Q and A with Prof. Scott Dimovitz as he releases new novel, The Joy Divisions
English Department Chair and Professor Scott Dimovitz plans to release his debut novel, The Joy Divisions, on Nov. 15. Dimovitz spoke with Regis about his process and career.
Q: How long have you been at Regis and the English department?
A: I have taught at Regis since 2008, although I have been teaching college since 1999.
Q: Can you tell us about your book and what inspired you to write The Joy Divisions?
A: It takes place in 1993, when a goth-punk art school dropout named Ed Pullman gets recruited by a group of arty misfits who are trying to save the world through performance art. It is a darkly humorous literary-historical novel and social satire that mixes the private struggles of a young man with a cast of characters from different social strata, all trying to use him in their crusades to save an America that seems to be on the brink of destruction.
I was initially inspired by events that happened in my young adulthood, when the textile factory where my father worked suddenly closed its doors after over 100 years, upending their entire local world. I also wanted to depict a vibrant working-class culture, which often gets stereotyped as a bunch of unintellectual hillbillies rather than as individuals with their own complex interests and passions.
Q: In the description it says: “As Ed and his loving cousin Ester struggle to find their place in a bleakly earnest landscape of guerrilla conceptual art, post-NAFTA labor battles, and burning factories, their hometown marches stoically toward a disaster of biblical proportions.” Do you find what you have written is somewhat similar to what is happening in our world now?
A: I certainly hope so. The protagonist’s search for meaning plays against the sweeping and interlocking social and historical stories of the time. It takes place thirty years ago against the backdrop of the first World Trade Center bombing, the siege at the Branch Davidian Waco cult, and the passage of NAFTA, which devastates Ed’s industrial working-class town. It was a moment in American history when things were changing into the world that we have inherited—a world of religious and political extremism, global capitalism, and an apocalyptic tone to just about every area of life. And it is funny!

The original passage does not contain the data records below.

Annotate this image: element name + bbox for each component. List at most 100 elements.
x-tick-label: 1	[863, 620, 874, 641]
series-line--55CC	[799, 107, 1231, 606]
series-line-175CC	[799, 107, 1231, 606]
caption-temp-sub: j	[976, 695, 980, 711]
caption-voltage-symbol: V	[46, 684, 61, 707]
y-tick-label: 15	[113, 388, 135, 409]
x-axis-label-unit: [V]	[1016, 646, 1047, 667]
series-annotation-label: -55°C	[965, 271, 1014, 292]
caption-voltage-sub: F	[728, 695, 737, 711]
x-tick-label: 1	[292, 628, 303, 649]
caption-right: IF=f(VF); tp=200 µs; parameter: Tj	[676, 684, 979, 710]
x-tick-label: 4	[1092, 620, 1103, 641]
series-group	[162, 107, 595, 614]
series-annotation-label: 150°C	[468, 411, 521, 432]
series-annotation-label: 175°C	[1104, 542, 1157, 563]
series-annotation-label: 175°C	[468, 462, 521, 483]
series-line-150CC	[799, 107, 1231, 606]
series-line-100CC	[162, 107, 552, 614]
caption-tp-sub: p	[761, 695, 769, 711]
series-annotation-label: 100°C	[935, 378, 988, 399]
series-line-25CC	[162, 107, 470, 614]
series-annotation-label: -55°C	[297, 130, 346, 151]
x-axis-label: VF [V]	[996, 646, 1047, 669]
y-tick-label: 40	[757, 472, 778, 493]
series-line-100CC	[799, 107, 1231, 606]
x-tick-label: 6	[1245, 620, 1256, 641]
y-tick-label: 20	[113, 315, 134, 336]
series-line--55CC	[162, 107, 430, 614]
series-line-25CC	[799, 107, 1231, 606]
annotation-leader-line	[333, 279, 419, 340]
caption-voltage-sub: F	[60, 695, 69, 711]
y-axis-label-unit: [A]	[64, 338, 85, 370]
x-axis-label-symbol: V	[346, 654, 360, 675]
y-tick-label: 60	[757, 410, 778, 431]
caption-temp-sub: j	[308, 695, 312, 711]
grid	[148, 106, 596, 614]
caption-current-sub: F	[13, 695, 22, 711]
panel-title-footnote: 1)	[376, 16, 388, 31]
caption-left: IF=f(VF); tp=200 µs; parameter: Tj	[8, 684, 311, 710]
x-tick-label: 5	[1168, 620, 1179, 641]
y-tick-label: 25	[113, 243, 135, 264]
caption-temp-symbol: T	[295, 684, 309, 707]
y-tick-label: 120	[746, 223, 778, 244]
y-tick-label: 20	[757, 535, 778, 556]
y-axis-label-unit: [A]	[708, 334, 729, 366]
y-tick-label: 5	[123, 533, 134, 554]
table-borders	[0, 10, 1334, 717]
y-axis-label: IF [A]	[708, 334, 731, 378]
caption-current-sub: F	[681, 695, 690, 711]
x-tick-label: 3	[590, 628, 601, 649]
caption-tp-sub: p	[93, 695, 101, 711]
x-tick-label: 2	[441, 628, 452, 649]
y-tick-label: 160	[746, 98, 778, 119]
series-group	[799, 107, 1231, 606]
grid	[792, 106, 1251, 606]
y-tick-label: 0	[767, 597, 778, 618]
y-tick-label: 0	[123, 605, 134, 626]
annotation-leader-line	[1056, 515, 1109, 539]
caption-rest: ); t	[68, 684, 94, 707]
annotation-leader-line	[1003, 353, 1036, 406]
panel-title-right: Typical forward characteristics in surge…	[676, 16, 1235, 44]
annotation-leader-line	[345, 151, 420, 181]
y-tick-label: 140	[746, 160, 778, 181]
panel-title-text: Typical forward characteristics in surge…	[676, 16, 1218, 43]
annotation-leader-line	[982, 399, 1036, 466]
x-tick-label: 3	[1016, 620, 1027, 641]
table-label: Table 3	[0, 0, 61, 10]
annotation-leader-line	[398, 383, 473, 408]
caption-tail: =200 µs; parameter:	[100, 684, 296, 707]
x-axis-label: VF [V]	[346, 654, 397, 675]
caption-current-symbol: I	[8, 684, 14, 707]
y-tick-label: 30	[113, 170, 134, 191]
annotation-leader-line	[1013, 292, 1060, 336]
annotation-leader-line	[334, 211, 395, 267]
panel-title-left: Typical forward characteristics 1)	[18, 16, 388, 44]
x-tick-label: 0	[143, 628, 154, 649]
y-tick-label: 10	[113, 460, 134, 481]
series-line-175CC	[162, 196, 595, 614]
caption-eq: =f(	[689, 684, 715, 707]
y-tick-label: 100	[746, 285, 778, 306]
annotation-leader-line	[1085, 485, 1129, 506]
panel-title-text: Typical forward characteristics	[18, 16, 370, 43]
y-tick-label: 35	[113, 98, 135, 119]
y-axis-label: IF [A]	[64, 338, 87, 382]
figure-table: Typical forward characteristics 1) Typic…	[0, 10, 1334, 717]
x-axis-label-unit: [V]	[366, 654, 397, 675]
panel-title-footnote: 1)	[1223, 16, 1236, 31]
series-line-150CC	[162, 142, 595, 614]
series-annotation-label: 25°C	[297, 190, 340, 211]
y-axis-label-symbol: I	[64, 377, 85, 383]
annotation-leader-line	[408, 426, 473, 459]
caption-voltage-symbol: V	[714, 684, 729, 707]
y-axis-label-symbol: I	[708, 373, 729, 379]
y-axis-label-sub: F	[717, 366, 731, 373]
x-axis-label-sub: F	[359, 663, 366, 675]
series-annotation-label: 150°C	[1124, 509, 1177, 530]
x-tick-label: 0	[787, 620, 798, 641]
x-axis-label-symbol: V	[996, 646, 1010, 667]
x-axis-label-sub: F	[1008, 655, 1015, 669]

Q: Can you tell us about your academic background?
A: Like the novel’s protagonist (who isn’t me!), I was a working-class kid who went to a state school in Pennsylvania, where I majored in English and psychology. I went on to get my Ph.D. in modern and contemporary literature at New York University, where I focused on postmodern literature and film. I’ve written an academic study on the British postmodern feminist novelist, Angela Carter, and most of my research lately has focused the theme of my next book, (Post)Apocalypse Now! Postmodern Literature at the End of Time. I’ve also started prewriting for a new novel.
Q: You have been teaching students for a while now, what kind of advice would you give an aspiring writer who wants to write a book?
A: I’d share one of my best pieces of advice that I heard when I wanted to be a novelist, which is to read as much as you can whenever you can and learn from the best what is possible. All great writers are great readers. Oh, and actually writing words is far better than thinking about writing those words. It took me far too long to apply that to my own fiction writing.